Note: Setup has two parts — (1) connecting it to the Lucidic Dashboard, and (2) installing LucidicAI in your code (below).

The Magic of Drop-in Observability

With just 2 lines of code, get complete visibility into your AI workflows:
import lucidicai as lai
lai.init(providers=["openai"])  # That's it!

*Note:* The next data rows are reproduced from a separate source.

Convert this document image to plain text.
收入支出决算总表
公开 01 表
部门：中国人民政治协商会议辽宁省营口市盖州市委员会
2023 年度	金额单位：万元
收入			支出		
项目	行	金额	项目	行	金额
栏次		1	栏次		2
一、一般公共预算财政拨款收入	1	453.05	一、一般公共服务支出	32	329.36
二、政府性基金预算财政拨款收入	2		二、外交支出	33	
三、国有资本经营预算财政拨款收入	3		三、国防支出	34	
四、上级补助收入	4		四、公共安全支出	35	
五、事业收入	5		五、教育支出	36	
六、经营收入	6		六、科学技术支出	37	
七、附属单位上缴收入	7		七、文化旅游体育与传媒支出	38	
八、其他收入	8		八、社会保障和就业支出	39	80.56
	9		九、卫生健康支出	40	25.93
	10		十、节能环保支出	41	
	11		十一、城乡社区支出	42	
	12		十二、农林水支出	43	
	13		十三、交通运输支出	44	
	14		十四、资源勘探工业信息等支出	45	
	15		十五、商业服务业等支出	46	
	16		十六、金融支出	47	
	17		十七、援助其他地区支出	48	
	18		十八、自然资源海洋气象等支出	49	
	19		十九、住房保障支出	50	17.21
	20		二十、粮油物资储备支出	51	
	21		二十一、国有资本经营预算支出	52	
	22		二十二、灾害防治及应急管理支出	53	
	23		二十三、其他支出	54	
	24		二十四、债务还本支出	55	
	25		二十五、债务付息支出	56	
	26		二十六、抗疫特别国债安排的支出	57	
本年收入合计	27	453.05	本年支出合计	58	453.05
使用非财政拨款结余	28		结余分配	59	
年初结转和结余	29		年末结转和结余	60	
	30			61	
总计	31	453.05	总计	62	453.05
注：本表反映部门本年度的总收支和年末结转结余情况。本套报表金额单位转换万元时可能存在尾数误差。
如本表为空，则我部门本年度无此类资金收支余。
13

What Happens Automatically

When you add these 2 lines to any Python script:
  • Every LLM call is tracked - Automatic event creation for all API calls
  • Steps are created automatically - No manual step management needed
  • Sessions end gracefully - Automatic cleanup on script exit
  • All data flows to your dashboard - Real-time visibility
  • Works with existing code - No refactoring required

Installation

pip install lucidicai
Set your credentials (get them from the dashboard):
export LUCIDIC_API_KEY=your-api-key
export LUCIDIC_AGENT_ID=your-agent-id

Complete Example

Here’s a real-world example showing how minimal the setup can be:
import lucidicai as lai
from openai import OpenAI

# Just these 2 lines to add complete observability:
lai.init(providers=["openai"])

# Your existing code remains unchanged
client = OpenAI()

def analyze_text(text):
    response = client.chat.completions.create(
        model="gpt-4",
        messages=[{"role": "user", "content": f"Analyze this: {text}"}]
    )
    return response.choices[0].message.content

def summarize_text(text):
    response = client.chat.completions.create(
        model="gpt-4",
        messages=[{"role": "user", "content": f"Summarize this: {text}"}]
    )
    return response.choices[0].message.content

# Your workflow runs normally
text = "The quick brown fox jumps over the lazy dog."
analysis = analyze_text(text)
summary = summarize_text(analysis)
print(summary)

# When script exits, Lucidic automatically:
# 1. Creates steps for each distinct operation
# 2. Creates events for each LLM call
# 3. Ends all steps properly
# 4. Ends the session
# 5. Sends everything to your dashboard

Supported Providers

Just change the provider name in init():
# OpenAI
lai.init(providers=["openai"])

# Anthropic
lai.init(providers=["anthropic"])

# Multiple providers
lai.init(providers=["openai", "anthropic"])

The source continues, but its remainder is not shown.